Effectively managing transportation-related payments in your payroll is crucial for companies. By understanding imputed income for personal use of company cars (PUCC), non-taxable mileage reimbursement, and reimbursement for car expenses, you can streamline payroll processes and ensure compliance with tax regulations.
This article primarily aims to explain the concept of PUCC and provide guidance on adding the earning code to your payroll. Additionally, we will touch briefly on the topic of mileage reimbursements.
Personal use of company car
Personal use of company car (PUCC) refers to the situation where an employee uses a company-owned vehicle for purposes other than performing their job. A good example of PUC is when an employee uses the company car on the weekend to go shopping.
When the employee uses a company car for personal reasons, the value of that personal use is considered a taxable fringe benefit. In other words, the employee is receiving a non-cash form of compensation, and this additional value is imputed or attributed to the employee for tax purposes.
To calculate the imputed income related to the personal use of a company car, employers often use the fair market value (FMV) of the personal use. This imputed income is then included in the employee's total compensation for taxes and will be reported on the employee’s W-2.
It's important for both employers and employees to understand the tax implications and regulations related to PUCC, as tax laws may vary by jurisdiction. Employers need to have policies and systems in place to accurately track and report the personal use of company cars.
Please note: Fingercheck can’t assist with determining how to calculate PUCC. Please contact your accountant or CPA to discuss calculating PUCC and other fringe benefits. Check out IRS Publication 15-B for more information on how to calculate PUCC and other fringe benefits.
Create a PUCC earning code
Log in to your Fingercheck account as an Administrator.
Go to SETUP > Payroll > Earnings.
Click Add.
Select a predefined template for Private use of company car:
Click the Add button for that template.
Click OK in the confirmation window that appears to proceed with adding the PUCC earning code.
Click OK in the confirmation window that appears.
Click the X in the top-right corner to close the Add Earnings panel.
The earning code appears in your list of codes.
Non-taxable mileage reimbursement
Non-taxable mileage reimbursement refers to payments made to an employee for the use of their personal car for business purposes. This reimbursement is intended to cover the costs associated with operating and maintaining the employee's personal vehicle for work-related travel. The term "non-taxable" indicates that the reimbursement is not subject to income tax, making it a tax-free benefit for the employee.
To qualify as non-taxable, the mileage reimbursement must adhere to certain rules and guidelines established by the IRS in Publication 15-B. The 2024 IRS approved standard mileage rate that employers can use to calculate the reimbursement is $.67 per mile. This standard mileage rate considers various costs, such as fuel, maintenance, and vehicle depreciation.

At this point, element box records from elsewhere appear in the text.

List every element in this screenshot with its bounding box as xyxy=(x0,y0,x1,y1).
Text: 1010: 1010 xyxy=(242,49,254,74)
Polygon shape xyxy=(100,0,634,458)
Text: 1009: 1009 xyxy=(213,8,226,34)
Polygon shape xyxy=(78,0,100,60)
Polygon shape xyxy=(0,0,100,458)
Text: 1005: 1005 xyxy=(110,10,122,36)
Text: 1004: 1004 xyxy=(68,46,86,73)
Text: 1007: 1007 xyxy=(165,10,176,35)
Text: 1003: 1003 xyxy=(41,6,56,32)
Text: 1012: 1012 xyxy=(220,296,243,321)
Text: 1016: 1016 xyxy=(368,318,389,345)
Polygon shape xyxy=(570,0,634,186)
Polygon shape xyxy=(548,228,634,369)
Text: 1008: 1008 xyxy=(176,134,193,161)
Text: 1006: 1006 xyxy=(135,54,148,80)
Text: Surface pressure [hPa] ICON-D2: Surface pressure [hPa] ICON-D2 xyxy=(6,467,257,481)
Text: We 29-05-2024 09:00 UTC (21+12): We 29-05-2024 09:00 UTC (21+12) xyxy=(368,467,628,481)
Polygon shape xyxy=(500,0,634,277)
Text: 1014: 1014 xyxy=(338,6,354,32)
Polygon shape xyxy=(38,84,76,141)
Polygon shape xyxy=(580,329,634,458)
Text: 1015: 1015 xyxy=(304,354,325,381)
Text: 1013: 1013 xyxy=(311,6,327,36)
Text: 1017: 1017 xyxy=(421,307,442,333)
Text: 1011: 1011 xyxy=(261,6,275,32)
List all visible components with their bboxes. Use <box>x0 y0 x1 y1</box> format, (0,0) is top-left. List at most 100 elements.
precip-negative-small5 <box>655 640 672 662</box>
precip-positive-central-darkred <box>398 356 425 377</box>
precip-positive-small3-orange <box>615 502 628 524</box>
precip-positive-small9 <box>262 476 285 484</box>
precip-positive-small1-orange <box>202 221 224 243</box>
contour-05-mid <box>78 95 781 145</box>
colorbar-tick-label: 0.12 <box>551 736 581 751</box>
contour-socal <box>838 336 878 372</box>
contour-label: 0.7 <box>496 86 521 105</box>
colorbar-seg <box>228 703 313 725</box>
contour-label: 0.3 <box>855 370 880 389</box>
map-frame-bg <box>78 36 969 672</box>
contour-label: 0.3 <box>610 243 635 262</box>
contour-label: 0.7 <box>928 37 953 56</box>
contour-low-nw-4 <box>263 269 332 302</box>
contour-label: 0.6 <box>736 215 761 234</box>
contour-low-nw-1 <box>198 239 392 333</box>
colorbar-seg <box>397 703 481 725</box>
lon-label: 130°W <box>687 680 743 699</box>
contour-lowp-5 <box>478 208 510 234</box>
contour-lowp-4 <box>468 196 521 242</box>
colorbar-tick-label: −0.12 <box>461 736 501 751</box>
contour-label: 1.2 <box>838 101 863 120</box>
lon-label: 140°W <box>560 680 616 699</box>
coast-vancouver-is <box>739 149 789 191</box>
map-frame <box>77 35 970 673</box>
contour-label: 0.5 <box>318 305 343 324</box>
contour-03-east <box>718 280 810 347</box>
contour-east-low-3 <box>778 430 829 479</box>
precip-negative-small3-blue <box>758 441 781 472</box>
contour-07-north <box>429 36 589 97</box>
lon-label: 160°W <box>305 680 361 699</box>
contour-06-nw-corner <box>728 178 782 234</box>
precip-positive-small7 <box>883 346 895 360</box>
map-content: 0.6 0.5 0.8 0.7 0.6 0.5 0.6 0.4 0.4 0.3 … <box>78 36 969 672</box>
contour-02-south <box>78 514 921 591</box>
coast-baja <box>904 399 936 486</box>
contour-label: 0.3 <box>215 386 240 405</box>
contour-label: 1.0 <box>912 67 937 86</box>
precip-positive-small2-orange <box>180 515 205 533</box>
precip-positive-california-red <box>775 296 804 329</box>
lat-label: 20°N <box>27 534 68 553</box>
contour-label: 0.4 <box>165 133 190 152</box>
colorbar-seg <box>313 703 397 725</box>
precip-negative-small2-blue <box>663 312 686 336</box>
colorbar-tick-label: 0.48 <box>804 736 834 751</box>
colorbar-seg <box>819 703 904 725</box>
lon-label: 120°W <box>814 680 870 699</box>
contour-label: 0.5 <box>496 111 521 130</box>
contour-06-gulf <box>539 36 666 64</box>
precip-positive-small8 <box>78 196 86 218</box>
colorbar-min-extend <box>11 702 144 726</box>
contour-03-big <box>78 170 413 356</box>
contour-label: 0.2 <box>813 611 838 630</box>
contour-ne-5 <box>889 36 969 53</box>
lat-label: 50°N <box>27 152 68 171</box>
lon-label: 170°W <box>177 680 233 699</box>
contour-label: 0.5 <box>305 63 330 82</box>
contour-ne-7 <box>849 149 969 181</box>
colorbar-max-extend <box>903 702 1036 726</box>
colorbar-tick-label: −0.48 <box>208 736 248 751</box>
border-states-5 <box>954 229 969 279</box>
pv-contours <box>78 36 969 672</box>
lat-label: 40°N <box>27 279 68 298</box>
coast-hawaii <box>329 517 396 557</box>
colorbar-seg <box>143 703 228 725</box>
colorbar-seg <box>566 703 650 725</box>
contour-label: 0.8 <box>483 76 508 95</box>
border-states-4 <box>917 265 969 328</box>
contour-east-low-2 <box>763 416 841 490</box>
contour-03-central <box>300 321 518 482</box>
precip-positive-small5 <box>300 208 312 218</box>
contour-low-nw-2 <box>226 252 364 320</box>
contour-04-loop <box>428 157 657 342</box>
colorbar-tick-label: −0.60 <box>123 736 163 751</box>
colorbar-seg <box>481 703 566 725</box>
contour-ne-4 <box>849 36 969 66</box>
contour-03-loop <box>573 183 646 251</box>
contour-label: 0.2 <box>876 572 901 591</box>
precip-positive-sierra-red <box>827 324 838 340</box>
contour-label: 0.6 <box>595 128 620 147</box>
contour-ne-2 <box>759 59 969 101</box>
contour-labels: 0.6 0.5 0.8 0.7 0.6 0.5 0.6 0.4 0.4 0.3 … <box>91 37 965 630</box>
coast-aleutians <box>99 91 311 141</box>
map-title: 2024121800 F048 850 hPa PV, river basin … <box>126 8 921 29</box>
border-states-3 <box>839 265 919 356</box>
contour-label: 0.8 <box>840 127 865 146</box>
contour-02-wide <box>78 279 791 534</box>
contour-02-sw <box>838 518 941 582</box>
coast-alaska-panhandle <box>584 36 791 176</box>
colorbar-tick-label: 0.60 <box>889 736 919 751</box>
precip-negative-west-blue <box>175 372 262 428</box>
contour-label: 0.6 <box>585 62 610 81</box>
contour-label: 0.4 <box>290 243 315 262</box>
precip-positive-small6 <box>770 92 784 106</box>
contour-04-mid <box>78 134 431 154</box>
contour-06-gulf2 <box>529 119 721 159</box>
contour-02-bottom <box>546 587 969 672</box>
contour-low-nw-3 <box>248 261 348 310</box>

Employees often track their business-related mileage and submit it to their employer for reimbursement. The non-taxable nature of this reimbursement is designed to provide a fair and straightforward way for employees to be compensated for using their personal vehicles for work purposes. It is essential for employers and employees to be aware of and comply with IRS regulations to ensure that mileage reimbursements qualify as non-taxable.
For more details on how to set up a mileage reimbursement policy in Fingercheck, check out How to Set Up an Expense Policy to Track Mileage.
FAQ
What is considered personal use of a company car?
Personal use includes any non-business-related use of the company car, such as commuting to and from work, running personal errands, or any other non-work-related travel.
Why is personal use of a company car taxable?
The personal use of a company car is considered a fringe benefit, and the value of this benefit is imputed as taxable income to the employee by tax authorities.
How is the value of the personal use of company car calculated?
The methods employers can use to determine the value of PUCC are general valuation, cents-per-mile, commuting, and lease value.
Can taxation on the personal use of a company car be avoided?
Taxation is generally unavoidable, but employers and employees can minimize tax liability by choosing the most tax-efficient calculation method and adhering to local tax regulations. Please refer to rules and guidelines established by the IRS in Publication 15-B.
Are there any non-taxable mileage reimbursements for personal car use?
Yes, some mileage reimbursements for business-related travel in a personal vehicle may be non-taxable.
How is personal use of a company car reported for my taxes?
The imputed income from the personal use of a company car is typically included on the employee's W-2 form. It's essential to consult with tax professionals for accurate calculation and reporting.
Can the personal use of a company car affect an employee’s overall compensation?
Yes, the imputed income from personal use is considered part of the employee’s total compensation, and it may impact their taxable income.
What records should be kept for personal use of a company car?
Maintain accurate records of business and personal miles driven, along with relevant receipts. This documentation helps support calculations and ensures compliance with tax regulations.
Please note that these answers provide general information, and it's recommended to seek advice from tax professionals for specific situations and tax guidance.